Transfer that percentage from checking to savings with every
income deposit.
If you've got a portfolio — money
invested in certificates of deposit (CDs), stocks, mutual funds,
pork bellies, whatever — then make yourself a single,
virtual SAVE account by creating another register, just like the
one for your giving. Record every investment, interest payment
and dividend as a deposit, and every loss and expense as a
withdrawal. Your current balance on the SAVE register shows
you how much you really have saved up for that grad school,
business startup or condo on Maui.
Spend
If you track your giving and saving in separate accounts
like I've described above, any money that's left goes into your
SPEND account. It's another virtual account: The money is
stowed in your checking account, but the real
amount of available spending dollars is recorded in your SPEND
register.
Here's how to manage this busy account: When you make
an income deposit to your checking account, record your giving
and saving "deposits" on those registers. Then, whatever's left
gets recorded as a deposit in your SPEND register. Every time
you write a check, pay a bill, or get cash from the ATM, record
the transaction as a withdrawal in your checkbook register
and your SPEND register.
Wait a minute. That seems like a lot of work. Why write
down everything twice? Because it solves a big problem: Most
people count on their checking account balance to tell them
how much money they have to spend. They stop spending when
the account is empty. But the checking account balance doesn't
tell you what you need to know. It includes money that's meant
for giving, and possibly for savings. You need to know what
you can spend, not what you have.
Your SPEND register shows you the proper figure.
This extra step serves another purpose: By writing down
everything you spend, you become more aware of your
spending habits. With some quick addition, you can figure out
exactly how much you really spend on food or
clothes or entertainment, or any other drain on your funds.

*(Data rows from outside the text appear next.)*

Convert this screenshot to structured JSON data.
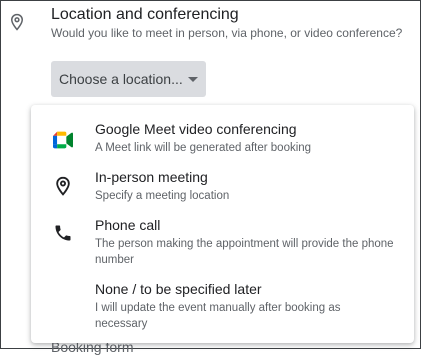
{
  "section": {
    "title": "Location and conferencing",
    "subtitle": "Would you like to meet in person, via phone, or video conference?"
  },
  "select": {
    "label": "Choose a location...",
    "icon": "chevron-down-icon"
  },
  "menu": {
    "options": [
      {
        "title": "Google Meet video conferencing",
        "description": "A Meet link will be generated after booking",
        "icon": "google-meet-icon"
      },
      {
        "title": "In-person meeting",
        "description": "Specify a meeting location",
        "icon": "location-pin-icon"
      },
      {
        "title": "Phone call",
        "description": "The person making the appointment will provide the phone number",
        "icon": "phone-icon"
      },
      {
        "title": "None / to be specified later",
        "description": "I will update the event manually after booking as necessary",
        "icon": ""
      }
    ]
  },
  "colors": {
    "meet_green": "#00832d",
    "meet_blue": "#0066da",
    "meet_red": "#e94235",
    "meet_yellow": "#ffba00",
    "meet_dark_green": "#00ac47",
    "select_bg": "#dadce0"
  }
}
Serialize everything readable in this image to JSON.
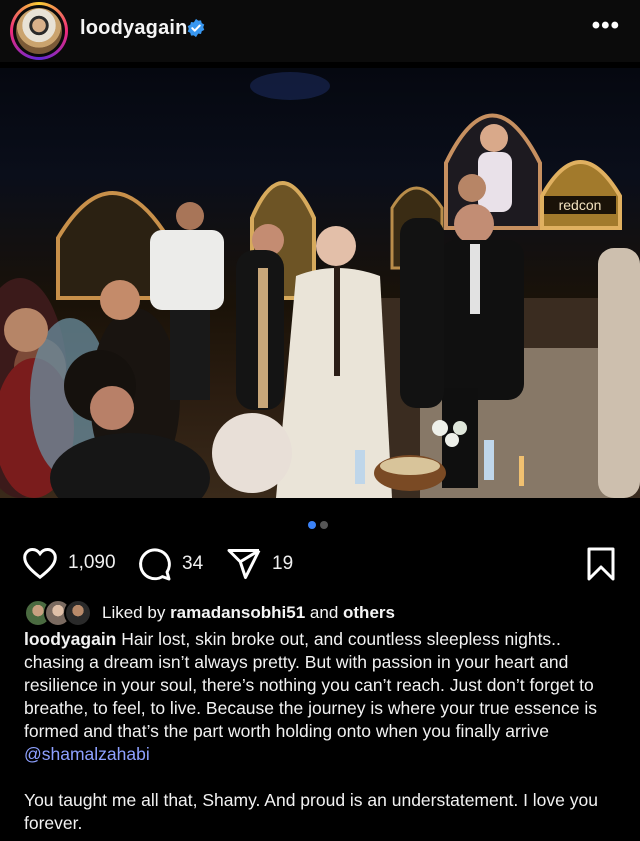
{
  "header": {
    "username": "loodyagain",
    "verified_icon": "verified-badge-icon",
    "more_icon": "more-options-icon",
    "more_label": "•••"
  },
  "photo": {
    "sign_text": "redcon",
    "carousel_count": 2,
    "carousel_active": 1
  },
  "actions": {
    "likes_count": "1,090",
    "comments_count": "34",
    "shares_count": "19"
  },
  "liked_by": {
    "prefix": "Liked by",
    "user": "ramadansobhi51",
    "and": "and",
    "others": "others"
  },
  "caption": {
    "user": "loodyagain",
    "text": " Hair lost, skin broke out, and countless sleepless nights.. chasing a dream isn’t always pretty. But with passion in your heart and resilience in your soul, there’s nothing you can’t reach. Just don’t forget to breathe, to feel, to live. Because the journey is where your true essence is formed and that’s the part worth holding onto when you finally arrive ",
    "mention": "@shamalzahabi",
    "text2": "You taught me all that, Shamy. And proud is an understatement. I love you forever."
  },
  "colors": {
    "background": "#000000",
    "accent_dot": "#3b82f6",
    "mention": "#8ea1ff",
    "verified": "#3897f0"
  }
}
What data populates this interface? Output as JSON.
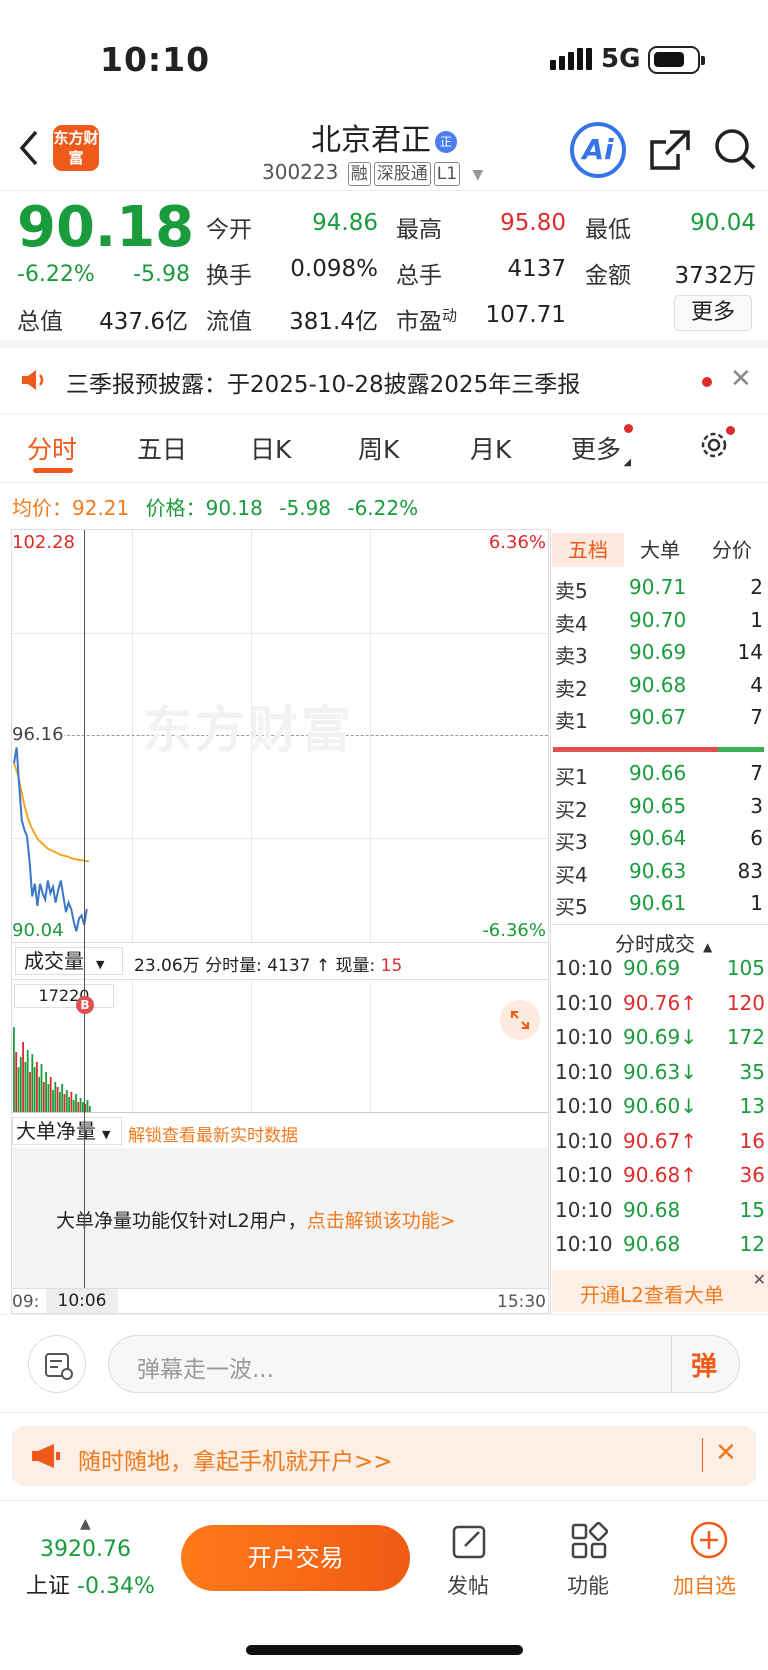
{
  "status": {
    "time": "10:10",
    "network": "5G"
  },
  "header": {
    "logo": "东方财富",
    "name": "北京君正",
    "name_badge": "正",
    "code": "300223",
    "tags": [
      "融",
      "深股通",
      "L1"
    ],
    "ai": "Ai"
  },
  "quote": {
    "price": "90.18",
    "change_pct": "-6.22%",
    "change": "-5.98",
    "open_label": "今开",
    "open": "94.86",
    "high_label": "最高",
    "high": "95.80",
    "low_label": "最低",
    "low": "90.04",
    "turnover_label": "换手",
    "turnover": "0.098%",
    "volume_label": "总手",
    "volume": "4137",
    "amount_label": "金额",
    "amount": "3732万",
    "mktcap_label": "总值",
    "mktcap": "437.6亿",
    "float_label": "流值",
    "float": "381.4亿",
    "pe_label": "市盈",
    "pe_sup": "动",
    "pe": "107.71",
    "more": "更多"
  },
  "notice": {
    "text": "三季报预披露：于2025-10-28披露2025年三季报"
  },
  "tabs": [
    "分时",
    "五日",
    "日K",
    "周K",
    "月K",
    "更多"
  ],
  "avg_line": {
    "avg_label": "均价：",
    "avg": "92.21",
    "price_label": "价格：",
    "price": "90.18",
    "chg": "-5.98",
    "pct": "-6.22%"
  },
  "chart": {
    "y_top": "102.28",
    "y_mid": "96.16",
    "y_bot": "90.04",
    "pct_top": "6.36%",
    "pct_bot": "-6.36%",
    "watermark": "东方财富",
    "vol_label": "成交量",
    "vol_info": "23.06万 分时量: 4137 ↑ 现量: ",
    "vol_now": "15",
    "vol_max": "17220",
    "b_mark": "B",
    "big_label": "大单净量",
    "big_unlock": "解锁查看最新实时数据",
    "big_msg": "大单净量功能仅针对L2用户，",
    "big_link": "点击解锁该功能>",
    "x_start": "09:",
    "x_cursor": "10:06",
    "x_end": "15:30",
    "price_series": [
      95.3,
      95.8,
      94.6,
      93.5,
      93.2,
      93.0,
      92.2,
      91.1,
      91.5,
      90.8,
      91.5,
      91.2,
      91.0,
      91.6,
      91.2,
      91.4,
      90.9,
      91.3,
      91.6,
      91.1,
      90.6,
      90.9,
      90.7,
      90.3,
      90.0,
      90.4,
      90.5,
      90.2,
      90.7
    ],
    "avg_series": [
      95.3,
      95.0,
      94.5,
      94.0,
      93.6,
      93.3,
      93.1,
      92.9,
      92.8,
      92.7,
      92.6,
      92.55,
      92.5,
      92.45,
      92.4,
      92.38,
      92.35,
      92.3,
      92.28,
      92.25,
      92.24,
      92.22,
      92.21
    ],
    "volumes": [
      0.85,
      0.6,
      0.45,
      0.55,
      0.7,
      0.5,
      0.62,
      0.4,
      0.58,
      0.45,
      0.5,
      0.35,
      0.48,
      0.3,
      0.4,
      0.28,
      0.35,
      0.22,
      0.3,
      0.25,
      0.2,
      0.28,
      0.18,
      0.22,
      0.15,
      0.2,
      0.12,
      0.18,
      0.1,
      0.14,
      0.1,
      0.08,
      0.12,
      0.06
    ]
  },
  "panel": {
    "tabs": [
      "五档",
      "大单",
      "分价"
    ],
    "asks": [
      {
        "l": "卖5",
        "p": "90.71",
        "v": "2"
      },
      {
        "l": "卖4",
        "p": "90.70",
        "v": "1"
      },
      {
        "l": "卖3",
        "p": "90.69",
        "v": "14"
      },
      {
        "l": "卖2",
        "p": "90.68",
        "v": "4"
      },
      {
        "l": "卖1",
        "p": "90.67",
        "v": "7"
      }
    ],
    "bids": [
      {
        "l": "买1",
        "p": "90.66",
        "v": "7"
      },
      {
        "l": "买2",
        "p": "90.65",
        "v": "3"
      },
      {
        "l": "买3",
        "p": "90.64",
        "v": "6"
      },
      {
        "l": "买4",
        "p": "90.63",
        "v": "83"
      },
      {
        "l": "买5",
        "p": "90.61",
        "v": "1"
      }
    ],
    "ticks_title": "分时成交",
    "ticks": [
      {
        "t": "10:10",
        "p": "90.69",
        "v": "105"
      },
      {
        "t": "10:10",
        "p": "90.76↑",
        "v": "120"
      },
      {
        "t": "10:10",
        "p": "90.69↓",
        "v": "172"
      },
      {
        "t": "10:10",
        "p": "90.63↓",
        "v": "35"
      },
      {
        "t": "10:10",
        "p": "90.60↓",
        "v": "13"
      },
      {
        "t": "10:10",
        "p": "90.67↑",
        "v": "16"
      },
      {
        "t": "10:10",
        "p": "90.68↑",
        "v": "36"
      },
      {
        "t": "10:10",
        "p": "90.68",
        "v": "15"
      },
      {
        "t": "10:10",
        "p": "90.68",
        "v": "12"
      }
    ],
    "l2": "开通L2查看大单"
  },
  "danmu": {
    "placeholder": "弹幕走一波...",
    "btn": "弹"
  },
  "promo": {
    "text": "随时随地，拿起手机就开户>>"
  },
  "bottom": {
    "index_val": "3920.76",
    "index_name": "上证",
    "index_chg": "-0.34%",
    "trade": "开户交易",
    "post": "发帖",
    "func": "功能",
    "watch": "加自选"
  }
}
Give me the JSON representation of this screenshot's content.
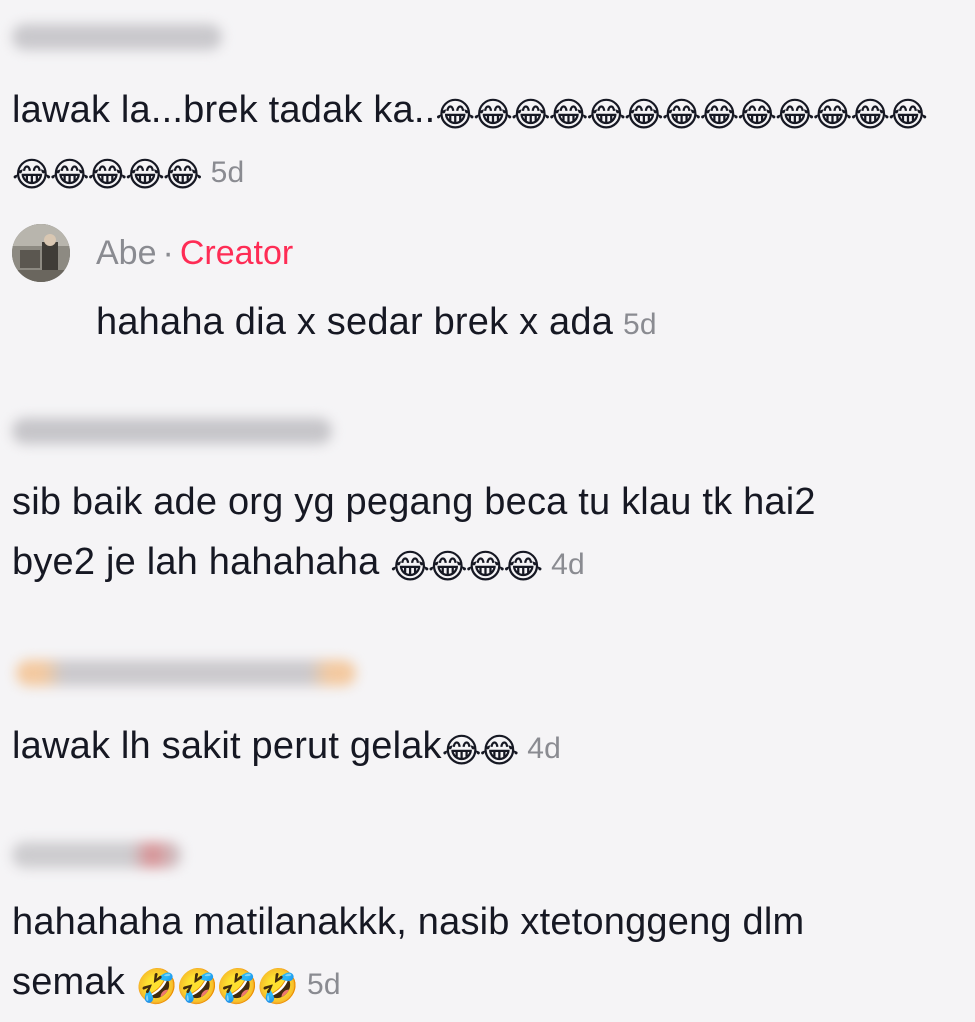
{
  "comments": [
    {
      "text": "lawak la...brek tadak ka..",
      "emoji": "😂😂😂😂😂😂😂😂😂😂😂😂😂😂😂😂😂😂",
      "time": "5d"
    },
    {
      "text": "sib baik ade org yg pegang beca tu klau tk hai2 bye2 je lah hahahaha ",
      "emoji": "😂😂😂😂",
      "time": "4d"
    },
    {
      "text": "lawak lh sakit perut gelak",
      "emoji": "😂😂",
      "time": "4d"
    },
    {
      "text": "hahahaha matilanakkk, nasib xtetonggeng dlm semak ",
      "emoji": "🤣🤣🤣🤣",
      "time": "5d"
    }
  ],
  "reply": {
    "username": "Abe",
    "separator": "·",
    "badge": "Creator",
    "text": "hahaha dia x sedar brek x ada",
    "time": "5d"
  },
  "colors": {
    "background": "#f5f4f6",
    "creator_badge": "#fe2c55",
    "muted": "#8a8b91"
  }
}
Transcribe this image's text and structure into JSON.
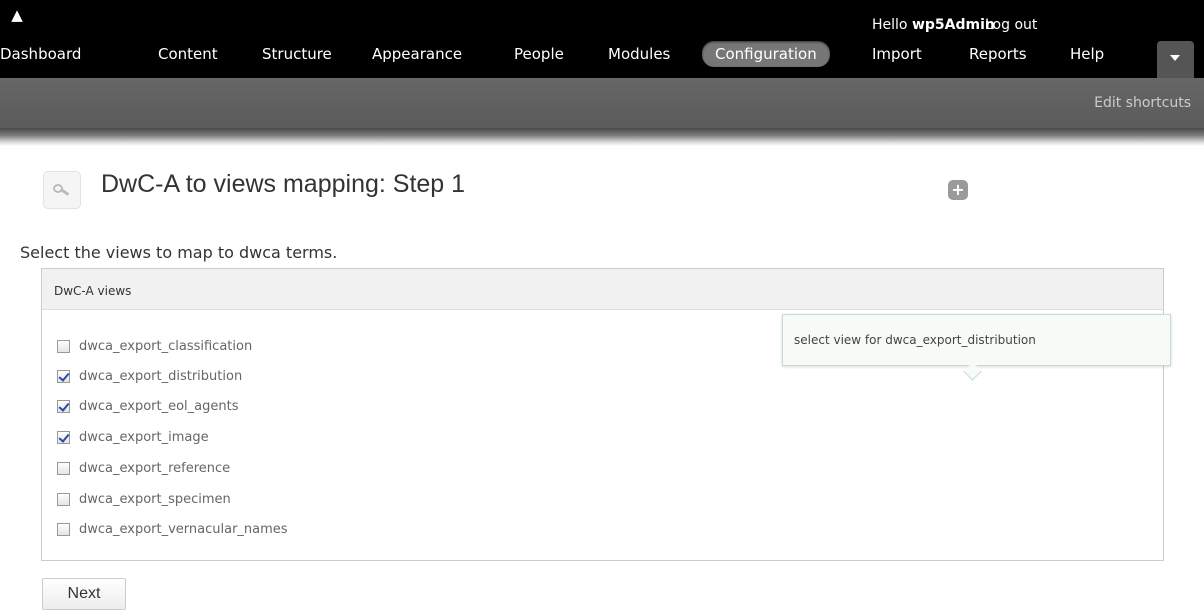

Without that knowledge, you can't make a decent budget or
determine how fast you're spending your cash. Your SPEND
register is your financial speedometer.
One more thing about your SPEND account. It doesn't have
to be a single account. If you have lots of expenses and live on
a very tight income, you may want to create multiple accounts,
each with its own register: Housing, Transportation, Food, Fun,
Taxes (sorry), etc. This will help you set aside the right amount
of money for each type of expense.
Getting Started
There's at least one flaw in this money-management
system: It takes more effort to explain it than it takes to use it.
So enough explaining. If you'd like to take control of your
finances, give more of your money, save for your dreams and
still have something left over to buy colorful clothes, then give
it a try. It's four simple steps:
- GET: Deposit all income into your checking
account.
- GIVE: Deposit a portion of every dollar into this virtual
account, record deposits and withdrawals in its register.
- SAVE: Transfer a portion of every dollar into a savings
account; if you have more than one investment, record all
transactions in a single register.
- SPEND: Subtract your giving and saving deposits from
every income deposit, then record what's left in your register;
record every expense as a withdrawal ... and don't spend more
than you have in this account.
As simple as this system is, it's still missing something: a
budget. How do you know how much to set aside
for giving and saving? What happens when your income isn't
enough to cover your commitments? How do you survive on an
income that fluctuates radically from month to month? All good
questions. A simple, workable budget will give you the
answers.
Until then, continue to track your money. Record
everything you get, give, save and spend. You'll need that
information to put together your budget, which we'll cover ever
so simply, in plain old black and white. Like my wardrobe.